16 En alle vorsten der zee zullen afdalen van hun tronen, en hun mantels van zich doen, en hun gestikte klederen uittrekken; met sidderingen zullen zij bekleed worden, op de aarde zullen zij nederzitten, en telken ogenblik sidderen, en over u ontzet zijn;
Khona zonke iziphathamandla zolwandle zizakwehla ezihlalweni zazo zobukhosi, zikhulule izigqoko zazo, zikhuphe izembatho zazo ezifekethisiweyo; zizembathise ukuthuthumela, zihlale emhlabathini, zithuthumele ngaso sonke isikhathi, zimangale kakhulu ngawe.
17 En zij zullen een klaaglied over u opheffen, en tot u zeggen: Hoe zijt gij uit de zeeen vergaan, gij welbewoonde, gij beroemde stad, die sterk geweest is ter zee, zij en haar inwoners; die hunlieder schrik gaven aan allen, die in haar woonden!
Zizakuphakamisela isililo, zithi kuwe: Uchithwe njani ezinlwandle wena owawuhlalwa, umuzi olodumo, owawulamandla olwandle, wona labahlali bawo, abamisa ukwesabeka kwabo kuye wonke umhlali wawo!
18 Nu zullen de eilanden sidderen ten dage uws vals; ja, de eilanden, die in de zee zijn, zullen beroerd worden vanwege uw uitgang.
Khathesi izihlenge zizathuthumela ngosuku lokuwa kwakho, yebo, izihlenge eziselwandle zizakhathazeka ngokuphuma kwakho.
19 Want alzo zegt de Heere HEERE: Als Ik u zal stellen tot een verwoeste stad, gelijk de steden, die niet bewoond worden; als Ik een afgrond over u zal doen opkomen, en de grote wateren u zullen overdekken.

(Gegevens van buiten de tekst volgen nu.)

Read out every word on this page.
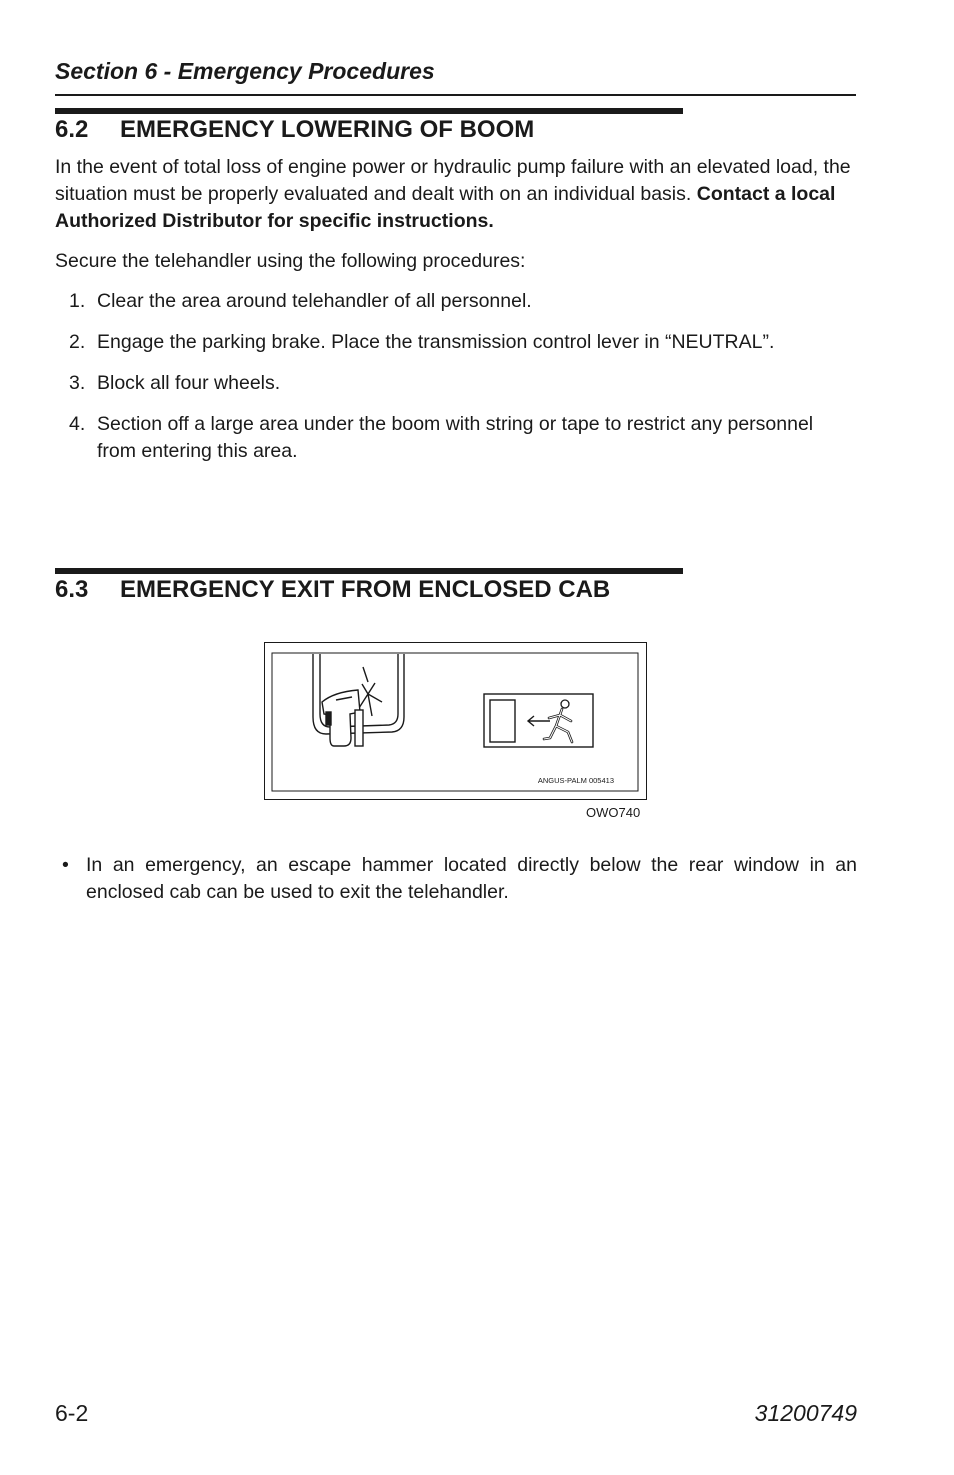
Section 6 - Emergency Procedures
6.2 EMERGENCY LOWERING OF BOOM

In the event of total loss of engine power or hydraulic pump failure with an elevated load, the situation must be properly evaluated and dealt with on an individual basis. Contact a local Authorized Distributor for specific instructions.

Secure the telehandler using the following procedures:

1. Clear the area around telehandler of all personnel.
2. Engage the parking brake. Place the transmission control lever in “NEUTRAL”.
3. Block all four wheels.
4. Section off a large area under the boom with string or tape to restrict any personnel from entering this area.
6.3 EMERGENCY EXIT FROM ENCLOSED CAB
ANGUS-PALM 005413
OWO740
• In an emergency, an escape hammer located directly below the rear window in an enclosed cab can be used to exit the telehandler.
6-2	31200749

Ngoba itsho njalo iNkosi uJehova: Lapho ngizakwenza ube ngumuzi olunxiwa, njengemizi engahlalwayo; lapho ngizakwenyusa ukujula phezu kwakho, lamanzi amanengi akusibekele;
20 Dan zal Ik u doen nederdalen met degenen die in den kuil nederdalen tot het oude volk, en zal u doen nederliggen in de onderste plaatsen der aarde, in de woeste plaatsen, die van ouds geweest zijn, met degenen, die in den kuil nederdalen, opdat gij niet bewoond wordt; en Ik zal het sieraad herstellen in het land der levenden.
khona ngizakwehlisela phansi lalabo abehlela emgodini, ebantwini basendulo, ngikuhlalise ezindaweni eziphansi zomhlaba, emanxiweni asendulo, lalabo abehlela emgodini, ukuze ungahlalwa; njalo ngizabeka udumo elizweni labaphilayo.
21 Maar u zal Ik tot een groten schrik stellen, en gij zult er niet meer zijn; als gij gezocht wordt, zo zult gij niet meer gevonden worden in eeuwigheid, spreekt de Heere HEERE.
Ngizakwenza ube ngokwesabekayo okukhulu, ungasabikho; lanxa udingwa, ungatholakali futhi kuze kube nininini, itsho iNkosi uJehova.